MARNIE STERN kann nicht schlafen. Nicht gut und zumindest nicht oft. Das sagt sie. Monatelang erfuhren wir nach Veröffentlichung ihres Debüts nichts von ihrer Schlaflosigkeit. Aber im Nachhinein ergab es Sinn: Wenn man ihre Musik zum ersten Mal hört, wird man auch nicht schlafen können.
Während das Debüt „In Advance of the Broken Arm“ von ihrer inzwischen überaus gefeierten Gitarrenpyrotechnik in einem weitläufigen, aber unbestreitbar eingängigen Popsong-Setting geprägt war, geht dieses Album in eine völlig andere Richtung. Marnie Stern wird hier von der gleichen Crew begleitet, die auch bei ihrem Debüt mitgewirkt hat: Schlagzeuger Zach Hill und Bassist und Ingenieur John Reed Thompson. Musikalisch wirkt dieses Set wie das rockigere Zwillingsalbum von Hill’s brillantem und verrücktem „Astrological Straits“. Die Tempi schwanken wild hin und her, von Thrash über fast proggige Stop-and-Start-Exzesse bis hin zu No-Wave-Konstruktionen undefinierbaren Ursprungs. Der eher innerliche emotionale Umfang von „In Advance of the Broken Arm“ wird in den Wind geschlagen, da surreale, gebrochene lyrische Konstrukte zu dieser ehrgeizigen mentalen hybriden Art von Gitarrenrock passen.
Während Hill’s Produktion den reduzierten Instrumentalstücken einer Band wie Shellac ähnelt, ist der Stil von Stern und Co. fokussierter als der von Steve Albini’s Band. Aber dieser Stil ist, anders als die Arbeit einer Band wie Sleater-Kinney, nicht an einer linearen Progression interessiert: „This Is It & I Am It & You Are It & So Is That & He Is It & She Is It & It Is It & That Is That“ kümmert sich nicht um verlängerte Melodien, Hooks oder traditionelle Pop-Song-Strukturen. Stern besetzt eine einzigartige Nische und ihre zweite Platte zeugt vom Können, dem Selbstvertrauen und dem rohen Talent ihrer Band. Das Tempo wechselt gnadenlos, ohne jedoch die Kohärenz des Albums zu beeinträchtigen. Der einzige problematische Aspekt des Albums sind die Texte: Obwohl sie eine weitere Ebene der Textur hinzufügen, wirken sie eher wie pseudotiefgründige Ausbrüche als wie raffinierte Aussagen.

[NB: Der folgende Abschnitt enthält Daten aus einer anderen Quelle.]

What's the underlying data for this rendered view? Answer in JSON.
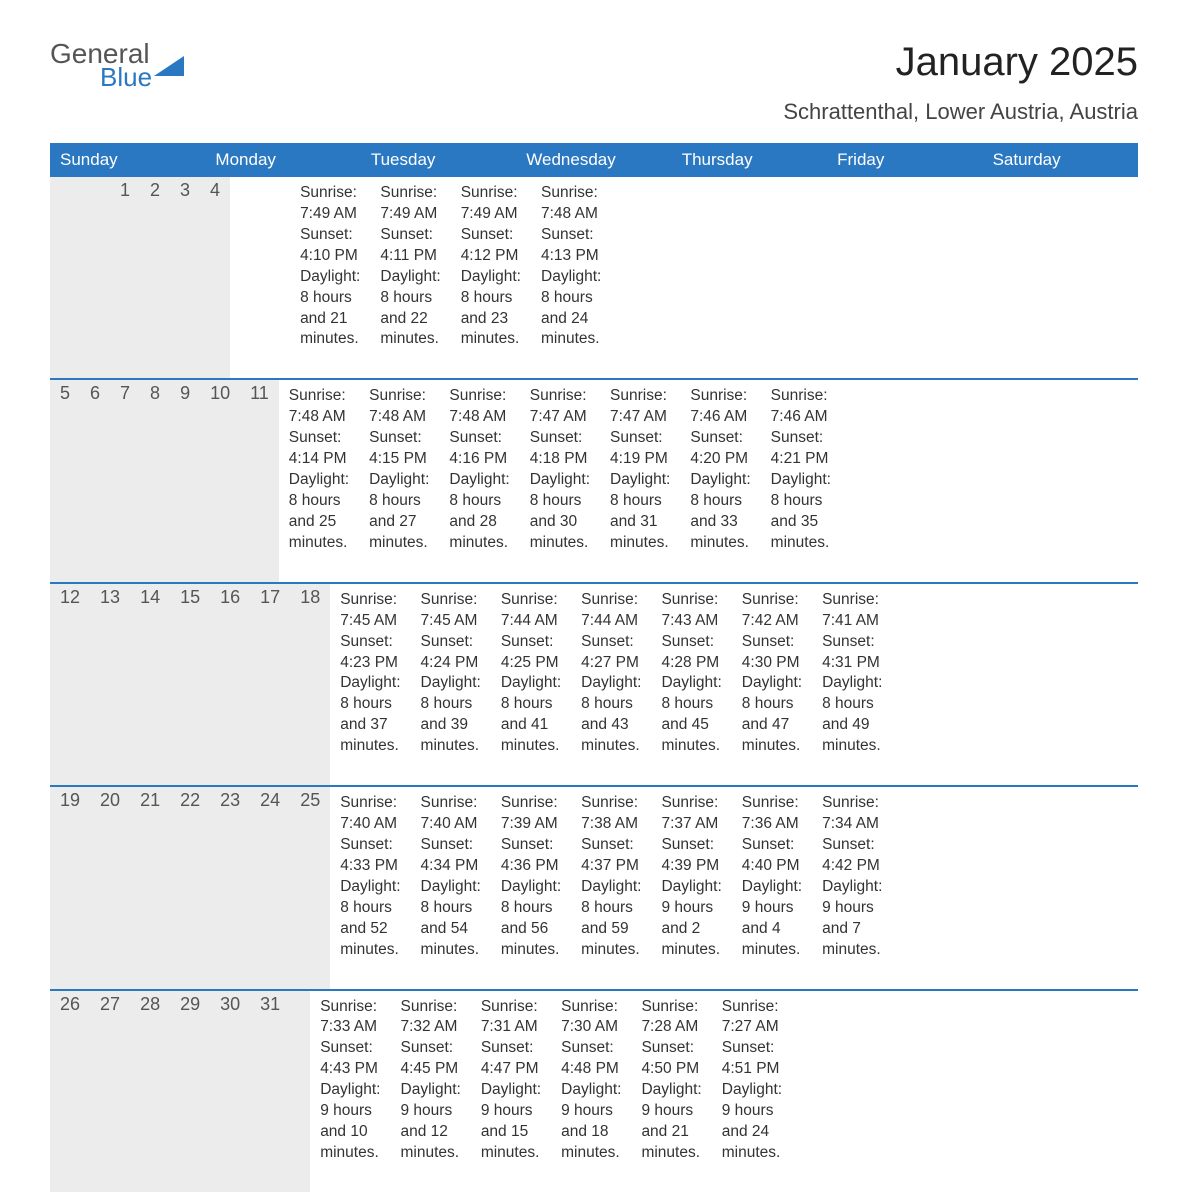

Auf „The Package Is Wrapped“ singt Stern „There are dimensions I must enter to see what I am made of“, und dieses Album fühlt sich zweifellos sowohl freudig als auch wild an, auf eine Weise, die den Eindruck erweckt, dass sie sich ständig selbst auf die Probe stellt und mit Bravour besteht. Allerdings nicht perfekt: Die drei Songs, die auf das erstaunliche „Vault“ folgen, wirken antiklimatisch und unnötig. Da „This Is It & I Am It & You Are It & So Is That & He Is It & She Is It & It Is It & That Is That“ nur etwas mehr als 40 Minuten dauert, ist das etwas seltsam, aber es spricht eher für die Kraft von Stern’s Musik. Länger als etwa eine halbe Stunde in ihrer unerbittlich energiegeladenen Welt zu verweilen, kann von belebend und erfrischend bis, ehrlich gesagt, ein wenig ermüdend wirken. Aber es muss sicherlich etwas zählen, dass diese ersten neun Tracks, diese halbe Stunde, nahezu perfekt sind.